CFU Plate Count Calculator use cases in lab work

Students can use the calculator to check microbiology homework involving serial dilutions and colony plates. It shows how dilution fraction and plated volume control the final CFU/mL value. It also helps students explain why a 10^-6 plate can represent a much more concentrated original sample.

Teachers can use the calculator during lessons on viable counts, logarithmic growth, and dilution math. It gives a quick way to test whether students understand the difference between colony count, dilution factor, and original concentration.

Lab workers can use it as a quick educational check for non-clinical plate-count calculations. Researchers can use it for transparent notebook math when recording dilution, plated volume, colony count, and concentration estimate. The tool keeps the calculation visible so assumptions are easier to review.
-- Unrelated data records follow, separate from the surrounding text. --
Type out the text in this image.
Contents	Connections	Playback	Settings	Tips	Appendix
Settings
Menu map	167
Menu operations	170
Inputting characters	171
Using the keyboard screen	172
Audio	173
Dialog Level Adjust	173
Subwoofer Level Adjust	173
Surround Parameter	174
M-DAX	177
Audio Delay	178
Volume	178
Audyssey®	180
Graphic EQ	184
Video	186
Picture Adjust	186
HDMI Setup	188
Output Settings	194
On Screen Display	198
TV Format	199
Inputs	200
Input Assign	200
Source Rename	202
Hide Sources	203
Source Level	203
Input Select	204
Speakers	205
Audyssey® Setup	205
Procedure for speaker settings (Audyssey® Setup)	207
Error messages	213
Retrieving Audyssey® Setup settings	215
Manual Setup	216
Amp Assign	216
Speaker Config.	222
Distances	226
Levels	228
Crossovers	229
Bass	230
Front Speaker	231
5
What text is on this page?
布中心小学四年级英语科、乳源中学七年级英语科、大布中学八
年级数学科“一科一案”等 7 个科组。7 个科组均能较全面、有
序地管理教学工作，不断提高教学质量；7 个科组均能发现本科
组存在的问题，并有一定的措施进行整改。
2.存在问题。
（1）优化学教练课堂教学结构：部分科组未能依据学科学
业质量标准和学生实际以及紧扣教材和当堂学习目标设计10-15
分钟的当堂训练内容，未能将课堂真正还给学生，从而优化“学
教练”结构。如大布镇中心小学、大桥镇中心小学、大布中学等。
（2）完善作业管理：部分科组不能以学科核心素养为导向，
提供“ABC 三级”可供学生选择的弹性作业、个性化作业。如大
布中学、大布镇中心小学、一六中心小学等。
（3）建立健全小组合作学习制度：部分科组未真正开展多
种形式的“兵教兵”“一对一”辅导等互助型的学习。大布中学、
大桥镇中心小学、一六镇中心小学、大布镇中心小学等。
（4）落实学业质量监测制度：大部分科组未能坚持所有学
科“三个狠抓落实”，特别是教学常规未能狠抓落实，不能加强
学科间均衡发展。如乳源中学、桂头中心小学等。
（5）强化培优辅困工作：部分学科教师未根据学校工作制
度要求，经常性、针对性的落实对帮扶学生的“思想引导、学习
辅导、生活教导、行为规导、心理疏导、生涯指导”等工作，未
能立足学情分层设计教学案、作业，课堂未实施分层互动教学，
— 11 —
Practical questions about CFU plate counts

What colony count should I use?

Use the plate that falls inside the acceptable countable range for your class or laboratory method. If several replicate plates at the same dilution are countable, average them.

How do I enter a 10^-6 dilution?

Enter 6 as the dilution exponent. The calculator treats the dilution fraction as 0.000001 and uses it in the denominator of the CFU/mL equation.

Why is CFU/mL not exactly cells/mL?

A colony forming unit is based on colony formation, not direct visualization of every cell. One colony may come from a single cell or from a small cluster, so the value is an estimate of viable colony-forming units.